Instead of just returning the maximum clay content, the value corresponding to the requested attribute attr
is returned from the first horizon with maximum clay content.
For example: you could return “hzdept” (horizon top depth), “phfield” (field-measured pH), “total_frags_pct” (total frag. vol). We will use it to get the top depth.
profileMaxClayAttr <- function(p, attr = "clay") {
# get the horizon data
h <- horizons(p)
# get clay content in vector d (you could change this...)
d <- h$clay
# pre-emptively return NA if all clay are NA
if(all(is.na(d)))
return(NA)
# what horizon(s) have maximum clay content (in profile)
d.max.idx <- which(d == max(d, na.rm = TRUE))
# there may be multiple horizons with the max clay content...
# we just care about the first one (closest to the surface)
# flattening a (possible) many:one relationship
d.max.idx.first <- d.max.idx[1]
# return an arbitrary attribute `name`
# default returns clay from horizon of max clay
# you set attr to return attr from horizon of max clay
return(h[d.max.idx.first, attr])
}
This is a simple stub function you can alter and expand as needed. It contains basic NA
handling, subsetting, example logic etc. Of course, you can change the logic that selects the horizon(s) of interest (i.e not clay content, not the first horizon) and the summary statistic (max()
) for your own analysis.
But, for this example, we calculate the max clay for each profile. Then the depth to that specific clay content, again, for each profile.
# overwrite with identical values as obtained with profileMaxClay()
# from new generalized function! using default attr='clay'
loafercreek$maxclay <- profileApply(loafercreek, profileMaxClayAttr)
# calculate the DEPTH TO first horizon with max clay content in all profiles
# note we change default attr to return hzdept instead of clay
loafercreek$maxclaydepth <- profileApply(loafercreek,
profileMaxClayAttr, attr="hzdept")
Inspect the depth to maximum clay distribution.
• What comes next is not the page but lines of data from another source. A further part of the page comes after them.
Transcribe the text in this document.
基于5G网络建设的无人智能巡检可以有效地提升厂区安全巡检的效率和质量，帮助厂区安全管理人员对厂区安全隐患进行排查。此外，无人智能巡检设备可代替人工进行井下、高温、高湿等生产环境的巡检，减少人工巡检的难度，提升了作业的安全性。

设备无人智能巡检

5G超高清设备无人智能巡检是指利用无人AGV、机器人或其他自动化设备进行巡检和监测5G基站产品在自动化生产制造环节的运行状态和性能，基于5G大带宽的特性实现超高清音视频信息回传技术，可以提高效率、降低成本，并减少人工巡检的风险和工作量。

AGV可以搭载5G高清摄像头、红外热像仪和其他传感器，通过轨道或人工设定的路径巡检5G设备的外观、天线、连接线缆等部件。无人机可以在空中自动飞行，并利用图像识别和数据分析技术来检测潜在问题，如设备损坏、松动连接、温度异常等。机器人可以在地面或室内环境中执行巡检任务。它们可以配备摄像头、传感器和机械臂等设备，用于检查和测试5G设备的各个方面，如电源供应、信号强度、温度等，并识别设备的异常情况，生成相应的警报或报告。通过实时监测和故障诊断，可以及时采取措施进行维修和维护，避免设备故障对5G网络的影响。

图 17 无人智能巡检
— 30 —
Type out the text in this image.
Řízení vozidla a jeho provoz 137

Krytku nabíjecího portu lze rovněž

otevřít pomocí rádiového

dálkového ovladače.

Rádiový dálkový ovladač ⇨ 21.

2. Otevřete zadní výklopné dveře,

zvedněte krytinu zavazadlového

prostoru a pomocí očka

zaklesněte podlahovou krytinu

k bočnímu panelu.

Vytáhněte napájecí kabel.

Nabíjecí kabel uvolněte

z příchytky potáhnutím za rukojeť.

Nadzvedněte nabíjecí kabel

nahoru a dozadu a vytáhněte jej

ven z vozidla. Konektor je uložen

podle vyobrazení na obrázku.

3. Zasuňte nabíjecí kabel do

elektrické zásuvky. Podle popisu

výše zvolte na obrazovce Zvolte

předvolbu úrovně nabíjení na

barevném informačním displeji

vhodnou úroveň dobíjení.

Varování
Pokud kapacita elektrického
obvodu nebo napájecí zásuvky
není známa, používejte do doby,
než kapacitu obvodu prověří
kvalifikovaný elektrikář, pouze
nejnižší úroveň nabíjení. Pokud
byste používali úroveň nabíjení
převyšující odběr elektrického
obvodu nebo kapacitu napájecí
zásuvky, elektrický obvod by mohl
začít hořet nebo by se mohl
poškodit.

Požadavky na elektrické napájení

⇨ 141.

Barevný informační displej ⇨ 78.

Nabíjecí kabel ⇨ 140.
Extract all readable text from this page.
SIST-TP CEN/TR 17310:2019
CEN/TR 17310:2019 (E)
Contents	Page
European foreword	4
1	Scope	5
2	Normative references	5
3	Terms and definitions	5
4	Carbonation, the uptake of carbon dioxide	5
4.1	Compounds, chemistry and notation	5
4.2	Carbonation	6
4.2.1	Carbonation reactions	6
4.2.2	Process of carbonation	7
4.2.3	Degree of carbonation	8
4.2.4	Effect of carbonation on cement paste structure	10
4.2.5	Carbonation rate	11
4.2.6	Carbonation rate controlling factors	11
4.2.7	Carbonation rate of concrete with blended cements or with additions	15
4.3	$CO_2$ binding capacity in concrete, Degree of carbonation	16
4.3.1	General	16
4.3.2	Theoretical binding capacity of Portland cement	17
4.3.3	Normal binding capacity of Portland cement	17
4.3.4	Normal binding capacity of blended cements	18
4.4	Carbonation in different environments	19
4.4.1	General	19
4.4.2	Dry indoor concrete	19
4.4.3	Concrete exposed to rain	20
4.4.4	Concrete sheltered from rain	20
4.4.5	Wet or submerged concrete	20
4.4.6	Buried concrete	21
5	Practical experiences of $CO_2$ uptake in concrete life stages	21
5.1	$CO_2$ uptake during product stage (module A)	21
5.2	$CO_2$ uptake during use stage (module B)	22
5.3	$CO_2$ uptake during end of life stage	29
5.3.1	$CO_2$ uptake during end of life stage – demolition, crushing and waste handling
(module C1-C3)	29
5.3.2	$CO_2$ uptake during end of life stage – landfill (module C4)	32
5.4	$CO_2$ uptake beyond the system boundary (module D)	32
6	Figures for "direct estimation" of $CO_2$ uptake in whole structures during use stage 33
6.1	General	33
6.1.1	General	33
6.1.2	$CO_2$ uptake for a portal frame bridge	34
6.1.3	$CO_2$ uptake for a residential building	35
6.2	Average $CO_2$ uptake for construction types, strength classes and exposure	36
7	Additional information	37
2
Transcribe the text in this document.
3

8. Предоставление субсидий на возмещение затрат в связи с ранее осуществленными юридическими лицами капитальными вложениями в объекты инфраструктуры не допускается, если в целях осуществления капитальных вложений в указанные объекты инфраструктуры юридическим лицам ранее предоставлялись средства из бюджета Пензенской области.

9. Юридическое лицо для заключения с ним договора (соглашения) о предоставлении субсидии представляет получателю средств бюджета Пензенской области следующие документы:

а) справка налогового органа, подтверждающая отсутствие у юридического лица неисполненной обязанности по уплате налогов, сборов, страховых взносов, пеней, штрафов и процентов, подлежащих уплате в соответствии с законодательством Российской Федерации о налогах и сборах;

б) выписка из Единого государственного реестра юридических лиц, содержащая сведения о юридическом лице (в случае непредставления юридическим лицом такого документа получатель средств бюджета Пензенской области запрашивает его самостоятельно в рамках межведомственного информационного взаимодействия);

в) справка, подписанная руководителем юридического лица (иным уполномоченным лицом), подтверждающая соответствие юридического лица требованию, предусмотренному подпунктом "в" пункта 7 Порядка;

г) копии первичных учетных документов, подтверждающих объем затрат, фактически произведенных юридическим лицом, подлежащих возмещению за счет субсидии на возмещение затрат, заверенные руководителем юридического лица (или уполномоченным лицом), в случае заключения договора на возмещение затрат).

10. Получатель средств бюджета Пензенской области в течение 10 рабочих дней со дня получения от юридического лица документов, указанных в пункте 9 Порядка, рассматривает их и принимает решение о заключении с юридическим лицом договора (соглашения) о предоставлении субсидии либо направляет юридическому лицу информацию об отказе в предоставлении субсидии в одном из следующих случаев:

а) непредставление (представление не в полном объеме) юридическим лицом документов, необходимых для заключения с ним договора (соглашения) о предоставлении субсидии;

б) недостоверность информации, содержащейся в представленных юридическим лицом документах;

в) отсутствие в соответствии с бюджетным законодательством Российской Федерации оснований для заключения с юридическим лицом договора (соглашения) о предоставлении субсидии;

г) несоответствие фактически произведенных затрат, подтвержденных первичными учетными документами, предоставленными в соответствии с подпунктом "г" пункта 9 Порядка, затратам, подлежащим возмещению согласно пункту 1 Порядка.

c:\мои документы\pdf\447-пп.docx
It appears less skewed than the clay contents themselves.
# look at the density plot (estimated probability density function)
# of minimum depth to maximum clay content
plot(density(loafercreek$maxclaydepth, na.rm = TRUE))
# calculate quantiles
quantile(loafercreek$maxclaydepth,
probs = c(0,0.01,0.05,0.25,0.5,0.75,0.95,0.99,1),
na.rm = TRUE)
## 0% 1% 5% 25% 50% 75% 95% 99% 100%
## 10.0 10.0 18.9 33.0 40.0 49.5 71.3 81.1 86.0
Food for thought:
How often does the maximum clay content occur in the particle size control section, or only in a small portion of it?
See aqp::estimatePSCS()
.
Create a function called profileMinimumKsat()
to identify potential soil mapunit component limitations due to low hydraulic conductivity.
Use soilDB and fetchNASIS_components()
or fetchSDA_components()
to create a SPC, or use your own data if you have Ksat information.
Calculate the minimum Ksat and the shallowest depth to that minimum Ksat for all components in your SPC (using profileApply()
).
Bonus: add an argument to ignore Ksat values below a user-specified depth before calculating the minimum.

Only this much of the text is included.